The federal government on Monday deferred approval of Rs192 billion worth of Hyderabad-Sukkur motorway project due to proposed changes in its financing model, which now seeks Rs76 billion from the budget compared to the original plan of constructing the road with private sector funding.

The Central Development Working Party (CDWP), which has a mandate to approve public sector projects, referred back the scheme to the Public Private Partnership (PPP) Authority for vetting the budget demand of Rs76 billion.

Headed by the Planning Commission deputy chairman, the CDWP also put off approval of two Covid-related projects.

However, it approved a coronavirus-related scheme costing Rs3.7 billion and recommended a Punjab government river project of Rs89.6 billion to the Executive Committee of National Economic Council (Ecnec) for further consideration.

The Ministry of Communication tabled a new summary for the construction of Hyderabad-Sukkur motorway through a combination of public and private funding, which was not part of the plan the government approved in April last year.

The Rs191.5 billion project is aimed at constructing a 306km road on build, operate and transfer basis under the public-private partnership model. The federal government’s share is now estimated at Rs75.9 billion or 39.6%. Initially, the share of federal government was only 0.7% or Rs1.1 billion.

The project was initially expected to be completed at a cost of Rs165 billion, which has now increased to Rs191.5 billion.

Land for the project will also be bought by the federal government through a separate project.

The basis for the original PC-1 was a commercial feasibility study of December 2019, which proposed cross-subsidy from the SukkurMultan motorway for 10 years.

Now, instead of the cross-subsidy, Rs76 billion is proposed to be given from the budget as the viability gap funding that will increase the government’s share to 39.6%.

The CDWP chairman gave directives that funding requirements must be determined by the PPP Authority.

The National Highway Authority (NHA) informed the CDWP that there was poor response in the prequalification process, as only one company submitted expression of interest and the process had to be annulled.

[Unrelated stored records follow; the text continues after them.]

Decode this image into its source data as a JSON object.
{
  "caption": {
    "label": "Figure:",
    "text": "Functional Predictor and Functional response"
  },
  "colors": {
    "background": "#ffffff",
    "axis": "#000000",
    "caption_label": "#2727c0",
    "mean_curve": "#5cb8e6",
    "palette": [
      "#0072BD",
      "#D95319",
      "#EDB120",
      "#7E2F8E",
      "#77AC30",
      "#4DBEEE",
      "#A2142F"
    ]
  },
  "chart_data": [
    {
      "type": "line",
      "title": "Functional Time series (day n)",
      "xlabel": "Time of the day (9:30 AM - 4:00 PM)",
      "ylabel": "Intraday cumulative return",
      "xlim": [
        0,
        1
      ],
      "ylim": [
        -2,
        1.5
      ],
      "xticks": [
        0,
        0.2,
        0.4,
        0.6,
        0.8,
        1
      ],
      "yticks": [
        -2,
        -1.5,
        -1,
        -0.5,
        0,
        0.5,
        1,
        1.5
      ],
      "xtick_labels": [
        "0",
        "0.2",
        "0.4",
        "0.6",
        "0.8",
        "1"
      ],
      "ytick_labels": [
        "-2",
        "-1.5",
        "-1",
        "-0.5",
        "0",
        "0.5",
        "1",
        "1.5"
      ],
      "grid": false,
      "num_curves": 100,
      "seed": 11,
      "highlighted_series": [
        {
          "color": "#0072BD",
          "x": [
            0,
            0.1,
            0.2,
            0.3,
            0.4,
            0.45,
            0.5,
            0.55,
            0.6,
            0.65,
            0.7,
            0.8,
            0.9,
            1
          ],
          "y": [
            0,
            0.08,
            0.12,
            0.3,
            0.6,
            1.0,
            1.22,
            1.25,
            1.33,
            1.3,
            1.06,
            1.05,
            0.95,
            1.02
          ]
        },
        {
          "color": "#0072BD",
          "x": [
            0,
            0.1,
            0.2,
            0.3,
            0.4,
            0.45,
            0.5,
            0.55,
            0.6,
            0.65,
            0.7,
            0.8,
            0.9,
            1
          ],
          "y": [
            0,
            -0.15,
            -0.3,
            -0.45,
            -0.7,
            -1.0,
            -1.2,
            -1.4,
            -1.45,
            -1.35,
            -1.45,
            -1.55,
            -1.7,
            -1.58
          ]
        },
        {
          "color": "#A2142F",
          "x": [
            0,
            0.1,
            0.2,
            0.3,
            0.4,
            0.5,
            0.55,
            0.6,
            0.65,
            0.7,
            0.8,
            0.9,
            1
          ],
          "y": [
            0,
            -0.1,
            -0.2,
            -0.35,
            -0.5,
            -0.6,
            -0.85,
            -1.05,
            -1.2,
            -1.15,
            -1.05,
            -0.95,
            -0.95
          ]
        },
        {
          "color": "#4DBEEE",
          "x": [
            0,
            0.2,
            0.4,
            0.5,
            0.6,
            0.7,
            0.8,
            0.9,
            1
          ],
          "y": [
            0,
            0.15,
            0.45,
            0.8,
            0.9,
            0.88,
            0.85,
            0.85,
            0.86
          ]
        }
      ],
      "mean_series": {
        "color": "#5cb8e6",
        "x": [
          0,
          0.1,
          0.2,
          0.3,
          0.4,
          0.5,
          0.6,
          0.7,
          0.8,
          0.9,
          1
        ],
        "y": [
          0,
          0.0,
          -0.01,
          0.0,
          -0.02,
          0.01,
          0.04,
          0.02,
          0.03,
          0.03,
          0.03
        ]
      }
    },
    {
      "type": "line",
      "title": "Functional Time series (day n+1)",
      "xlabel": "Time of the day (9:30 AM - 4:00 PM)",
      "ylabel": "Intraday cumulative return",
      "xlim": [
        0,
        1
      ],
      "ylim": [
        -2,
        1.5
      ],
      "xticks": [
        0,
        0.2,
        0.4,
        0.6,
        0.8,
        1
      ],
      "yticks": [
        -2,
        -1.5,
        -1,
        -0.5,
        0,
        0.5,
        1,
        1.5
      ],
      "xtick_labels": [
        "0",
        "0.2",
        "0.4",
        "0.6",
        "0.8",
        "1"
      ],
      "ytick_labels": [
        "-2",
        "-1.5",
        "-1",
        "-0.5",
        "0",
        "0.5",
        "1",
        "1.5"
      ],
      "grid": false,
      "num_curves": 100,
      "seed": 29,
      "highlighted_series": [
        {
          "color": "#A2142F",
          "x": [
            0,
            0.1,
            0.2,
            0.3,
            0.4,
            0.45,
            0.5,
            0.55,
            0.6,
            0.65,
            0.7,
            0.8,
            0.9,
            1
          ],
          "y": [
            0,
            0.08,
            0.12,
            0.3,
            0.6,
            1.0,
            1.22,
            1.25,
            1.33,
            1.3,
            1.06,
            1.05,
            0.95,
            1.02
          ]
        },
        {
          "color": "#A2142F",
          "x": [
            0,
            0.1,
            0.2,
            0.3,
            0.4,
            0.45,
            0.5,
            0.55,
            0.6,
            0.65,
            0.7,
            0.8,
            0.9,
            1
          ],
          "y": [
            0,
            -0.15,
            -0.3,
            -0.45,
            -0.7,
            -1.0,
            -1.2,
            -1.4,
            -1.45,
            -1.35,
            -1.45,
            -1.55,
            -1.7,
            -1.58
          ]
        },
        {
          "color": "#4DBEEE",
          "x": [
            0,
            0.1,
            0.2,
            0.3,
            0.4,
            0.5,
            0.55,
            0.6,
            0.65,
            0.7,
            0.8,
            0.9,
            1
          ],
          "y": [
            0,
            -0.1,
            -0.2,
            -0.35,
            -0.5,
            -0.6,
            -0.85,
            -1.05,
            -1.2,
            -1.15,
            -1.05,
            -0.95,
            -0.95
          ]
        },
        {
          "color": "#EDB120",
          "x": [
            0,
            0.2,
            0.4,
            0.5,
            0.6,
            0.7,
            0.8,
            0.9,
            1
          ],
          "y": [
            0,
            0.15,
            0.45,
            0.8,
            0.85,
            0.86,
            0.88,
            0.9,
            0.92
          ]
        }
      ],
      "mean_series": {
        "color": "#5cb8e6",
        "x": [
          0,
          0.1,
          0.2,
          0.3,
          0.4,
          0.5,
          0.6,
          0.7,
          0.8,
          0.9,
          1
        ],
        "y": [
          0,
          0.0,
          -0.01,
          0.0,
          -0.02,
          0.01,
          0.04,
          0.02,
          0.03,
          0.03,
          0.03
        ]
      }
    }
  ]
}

Transport section of the planning ministry has questioned the “professionalism of the NHA” for changing the financing mode despite preparing the first PC-1 on the basis of commercial feasibility study, said an official who attended the meeting.

As per original PC-I, the NHA’s revenue share during the construction phase was Rs116.3 billion, which has been changed in the new PC-I.

The increase in cost from Rs165 billion to Rs192 billion will also dent the government’s claim that it will construct the project at rates lower than the China-Pakistan Economic Corridor (CPEC) project rates.

Last year, the planning ministry had said that at CPEC project rates, the Hyderabad-Sukkur motorway would have cost Rs232 billion.

The CDWP approved a village rehabilitation programme under an umbrella scheme at a cost of Rs3.7 billion.

However, the CDWP deferred the approval of Sindh governmentfunded Covid-19 response and other natural calamities’ projects having cost estimate of Rs20.5 billion. The project envisages strengthening the health system to prepare and respond to pandemic-like situations.

Similarly, the post-Covid national response programme costing Rs22.2 billion was also deferred.

The share of federal government is estimated at Rs12.5 billion while the remaining cost is proposed to be paid by the provincial governments.

The CDWP recommended the Punjab Rural Sustainable Water Supply and Sanitation Project worth Rs89.5 billion to Ecnec for approval. The project will be completed by taking loan from the World Bank.

The project is aimed at providing integrated WASH infrastructure development to almost 2,000 villages to provide safely managed drinking water and improved sanitation facilities to the rural population in the 2,000 selected villages, rejuvenate the existing water supply and sanitation infrastructure, to support the institutional reform, educate and raise awareness about behaviours etc.